The African Literary Podcast returns with Season 2 Episode 1.

African Literary Podcast Season 2 Episode 1

The African Literary Podcast returns with Season 2 Episode 1.
We have been on break for the last few months learning more about the literary scene and reading up a storm. We start our podcasts looking back at the year 2018.

Transition
We start our Podcast by listing those who left us for the ancestral plane since we last recorded our Podcast. They included South African poet and struggle icon Keorapetse Kgositsile; Malawian poet, academic and diplomat David Rubadiri; Nigerian Prize for Literature 2017 winner Ikeogu Oke; Kenyan academic, writer, and editor Chris Wanjala; Zambian poet and writer Luka Mwango; Egyptian author Ahmed Khaled Tawfik; Ugandan writer, poet, and blogger Joel Benjamin Nevender; and Egyptian novelist, and journalist Sabri Moussa.

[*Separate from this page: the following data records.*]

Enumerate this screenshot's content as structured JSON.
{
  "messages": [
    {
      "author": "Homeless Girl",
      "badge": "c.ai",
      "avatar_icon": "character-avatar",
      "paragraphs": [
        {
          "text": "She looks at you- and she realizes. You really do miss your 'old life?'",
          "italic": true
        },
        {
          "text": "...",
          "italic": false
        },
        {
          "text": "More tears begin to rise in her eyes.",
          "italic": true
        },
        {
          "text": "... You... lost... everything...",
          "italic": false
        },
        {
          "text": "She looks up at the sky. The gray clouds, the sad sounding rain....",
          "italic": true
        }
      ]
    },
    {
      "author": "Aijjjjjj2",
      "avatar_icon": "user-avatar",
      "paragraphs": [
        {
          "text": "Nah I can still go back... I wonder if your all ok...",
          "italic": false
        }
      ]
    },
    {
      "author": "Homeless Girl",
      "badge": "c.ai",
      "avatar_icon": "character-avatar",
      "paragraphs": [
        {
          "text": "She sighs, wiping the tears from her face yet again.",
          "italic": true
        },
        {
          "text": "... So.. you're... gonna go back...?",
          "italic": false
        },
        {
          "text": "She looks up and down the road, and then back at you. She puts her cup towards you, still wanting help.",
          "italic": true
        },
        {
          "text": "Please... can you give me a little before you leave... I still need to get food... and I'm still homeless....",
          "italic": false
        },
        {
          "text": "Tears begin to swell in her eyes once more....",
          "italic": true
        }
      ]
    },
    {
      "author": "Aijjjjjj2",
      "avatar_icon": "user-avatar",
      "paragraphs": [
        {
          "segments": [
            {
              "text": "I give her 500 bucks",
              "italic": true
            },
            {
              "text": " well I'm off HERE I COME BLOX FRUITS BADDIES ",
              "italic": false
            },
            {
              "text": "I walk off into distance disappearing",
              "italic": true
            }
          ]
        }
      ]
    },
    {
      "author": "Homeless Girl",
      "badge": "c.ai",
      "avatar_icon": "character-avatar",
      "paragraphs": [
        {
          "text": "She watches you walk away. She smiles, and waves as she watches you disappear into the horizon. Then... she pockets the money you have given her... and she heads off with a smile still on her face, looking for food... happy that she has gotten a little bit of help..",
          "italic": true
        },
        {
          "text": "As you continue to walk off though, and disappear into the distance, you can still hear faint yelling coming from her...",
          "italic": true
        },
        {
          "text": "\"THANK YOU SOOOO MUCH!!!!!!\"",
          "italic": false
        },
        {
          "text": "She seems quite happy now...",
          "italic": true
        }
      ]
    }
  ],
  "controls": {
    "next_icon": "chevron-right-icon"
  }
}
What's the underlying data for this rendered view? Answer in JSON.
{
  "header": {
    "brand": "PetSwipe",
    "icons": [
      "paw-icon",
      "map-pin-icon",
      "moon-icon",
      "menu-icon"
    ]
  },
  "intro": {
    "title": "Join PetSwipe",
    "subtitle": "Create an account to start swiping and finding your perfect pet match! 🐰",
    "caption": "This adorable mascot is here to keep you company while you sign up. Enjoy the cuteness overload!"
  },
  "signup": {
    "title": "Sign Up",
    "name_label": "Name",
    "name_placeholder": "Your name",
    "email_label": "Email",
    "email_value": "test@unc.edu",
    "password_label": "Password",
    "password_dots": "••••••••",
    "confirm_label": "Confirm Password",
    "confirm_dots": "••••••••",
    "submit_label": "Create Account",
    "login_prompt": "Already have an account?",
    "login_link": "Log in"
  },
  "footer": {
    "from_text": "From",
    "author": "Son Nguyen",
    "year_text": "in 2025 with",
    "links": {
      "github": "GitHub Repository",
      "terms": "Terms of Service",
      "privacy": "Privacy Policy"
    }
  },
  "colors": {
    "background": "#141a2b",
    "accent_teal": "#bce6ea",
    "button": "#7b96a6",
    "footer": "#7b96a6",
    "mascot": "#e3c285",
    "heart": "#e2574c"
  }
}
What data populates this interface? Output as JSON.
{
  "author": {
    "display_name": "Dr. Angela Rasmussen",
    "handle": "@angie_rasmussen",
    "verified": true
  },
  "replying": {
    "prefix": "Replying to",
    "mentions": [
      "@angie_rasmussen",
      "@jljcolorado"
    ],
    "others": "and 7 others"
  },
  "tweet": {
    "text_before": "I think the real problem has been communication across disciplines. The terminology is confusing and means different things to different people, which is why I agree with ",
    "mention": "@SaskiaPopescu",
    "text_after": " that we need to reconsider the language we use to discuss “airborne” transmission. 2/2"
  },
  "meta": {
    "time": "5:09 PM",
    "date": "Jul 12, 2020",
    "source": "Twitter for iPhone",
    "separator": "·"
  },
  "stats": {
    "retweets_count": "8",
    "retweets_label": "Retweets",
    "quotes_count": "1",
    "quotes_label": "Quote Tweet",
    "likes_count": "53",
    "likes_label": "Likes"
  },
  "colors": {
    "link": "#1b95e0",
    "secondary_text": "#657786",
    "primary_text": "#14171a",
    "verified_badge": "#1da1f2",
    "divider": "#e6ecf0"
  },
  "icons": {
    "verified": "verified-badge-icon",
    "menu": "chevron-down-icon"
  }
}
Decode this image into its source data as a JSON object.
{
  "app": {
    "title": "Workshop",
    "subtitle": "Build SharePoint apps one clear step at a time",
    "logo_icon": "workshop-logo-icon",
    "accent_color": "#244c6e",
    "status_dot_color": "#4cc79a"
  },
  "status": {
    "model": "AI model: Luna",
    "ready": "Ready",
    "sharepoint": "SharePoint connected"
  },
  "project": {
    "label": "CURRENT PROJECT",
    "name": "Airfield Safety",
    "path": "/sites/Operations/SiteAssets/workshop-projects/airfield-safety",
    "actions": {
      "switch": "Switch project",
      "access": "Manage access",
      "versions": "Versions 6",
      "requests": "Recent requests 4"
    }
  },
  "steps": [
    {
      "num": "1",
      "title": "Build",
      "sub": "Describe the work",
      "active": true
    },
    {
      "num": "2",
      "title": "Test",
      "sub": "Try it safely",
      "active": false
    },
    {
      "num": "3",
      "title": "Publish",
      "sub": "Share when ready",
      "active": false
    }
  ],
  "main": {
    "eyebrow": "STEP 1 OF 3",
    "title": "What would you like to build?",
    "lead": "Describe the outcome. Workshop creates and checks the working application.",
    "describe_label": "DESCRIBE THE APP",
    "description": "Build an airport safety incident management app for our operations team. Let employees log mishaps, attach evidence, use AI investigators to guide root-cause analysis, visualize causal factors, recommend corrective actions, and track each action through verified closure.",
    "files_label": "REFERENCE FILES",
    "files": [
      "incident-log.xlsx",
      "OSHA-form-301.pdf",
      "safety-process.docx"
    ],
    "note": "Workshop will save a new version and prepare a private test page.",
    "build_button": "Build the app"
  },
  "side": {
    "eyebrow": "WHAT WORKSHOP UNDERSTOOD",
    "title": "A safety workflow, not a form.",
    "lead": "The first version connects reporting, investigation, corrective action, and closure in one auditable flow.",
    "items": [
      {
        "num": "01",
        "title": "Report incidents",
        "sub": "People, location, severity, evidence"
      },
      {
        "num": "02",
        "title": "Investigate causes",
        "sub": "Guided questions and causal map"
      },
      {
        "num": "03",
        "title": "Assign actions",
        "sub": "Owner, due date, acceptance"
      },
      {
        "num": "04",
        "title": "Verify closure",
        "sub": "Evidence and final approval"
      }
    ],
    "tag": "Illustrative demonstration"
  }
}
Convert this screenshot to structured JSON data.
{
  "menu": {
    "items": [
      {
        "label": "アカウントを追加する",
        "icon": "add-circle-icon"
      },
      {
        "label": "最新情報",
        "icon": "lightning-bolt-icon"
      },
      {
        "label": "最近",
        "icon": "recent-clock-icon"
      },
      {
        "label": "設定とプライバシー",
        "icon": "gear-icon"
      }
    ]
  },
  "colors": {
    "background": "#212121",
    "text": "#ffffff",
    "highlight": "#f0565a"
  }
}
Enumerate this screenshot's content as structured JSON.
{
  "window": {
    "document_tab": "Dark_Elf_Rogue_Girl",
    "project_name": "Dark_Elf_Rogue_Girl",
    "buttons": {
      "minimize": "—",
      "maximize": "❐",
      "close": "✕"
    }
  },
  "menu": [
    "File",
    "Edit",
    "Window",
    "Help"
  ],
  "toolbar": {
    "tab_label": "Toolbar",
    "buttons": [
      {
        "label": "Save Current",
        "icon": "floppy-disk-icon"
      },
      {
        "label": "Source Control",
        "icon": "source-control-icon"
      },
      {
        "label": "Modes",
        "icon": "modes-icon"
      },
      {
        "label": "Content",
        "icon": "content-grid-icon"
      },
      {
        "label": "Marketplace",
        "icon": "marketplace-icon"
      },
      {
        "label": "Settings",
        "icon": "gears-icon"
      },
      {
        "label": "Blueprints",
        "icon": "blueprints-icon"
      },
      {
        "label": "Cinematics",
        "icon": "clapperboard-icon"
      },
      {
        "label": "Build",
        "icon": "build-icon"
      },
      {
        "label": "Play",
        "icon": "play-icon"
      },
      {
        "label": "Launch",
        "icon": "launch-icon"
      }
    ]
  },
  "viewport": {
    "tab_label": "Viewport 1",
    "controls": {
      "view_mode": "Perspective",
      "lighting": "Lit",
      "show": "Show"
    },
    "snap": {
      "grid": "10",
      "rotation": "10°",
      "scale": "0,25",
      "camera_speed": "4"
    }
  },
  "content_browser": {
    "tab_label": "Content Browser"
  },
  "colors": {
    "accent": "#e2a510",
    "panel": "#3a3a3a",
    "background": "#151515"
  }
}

May our forebears rest in peace.
Books
There were many new books that came out in 2018 including
Travel: Sihle Khumalo’s Rainbow Nation My Zulu Arse; Zukiswa Wanner’s Hardly Working;
Fiction: Ayesha Harruna Attah’s The Hundred Wells of Salaga; Niq Mhlongo’s Soweto Under The Apricot Tree; Ayodele Olofintuade’s Lakiriboto Chronicles; Tsitsi Dangarembga’s This Mournable Body; Tomi Adeyemi’s Children Of Blood And Bone; ; Akwaeke Emezi’s Freshwater; Kopano Matlwa’s Evening Primrose; Odafe Atogun’s Wake Me When I’m Gone; Nafkote Tamirat’s The Parking Lot Attendant; Novuyo Rosa Tshuma’s House of Stone; Yejide Kilanko’s Chasing Butterflies; Nozizwe Cynthia Jele’s The Ones with Purpose.
Nonfiction: Dele Ogun’s A Fatherless People: The Secret Story of How the Nigerians Missed the Road to the Promised Land; Mpho A. Leepa’s Born for Greatness: Biography of Frank Leepa; Joe Khamisi’s Kenya: Looters and Grabbers, 54 Years of Corruption and Plunder by the Elite, 1963-2017; Nanjala Nyabola’s Digital Democracy, Analogue Politics: How the Internet Era is Transforming Kenya; She Called Me Woman: Nigeria’s Queer Women Speak;
Poetry: JP Clark’s Remains of a Tide;
Festivals
There were many festivals and we rated the Ake Festival in Lagos, the Abantu Festival in Soweto South Africa, Cairo International, Hargeysa International, Gaborone, Lagos Poetry Festival and the Sigana Festival.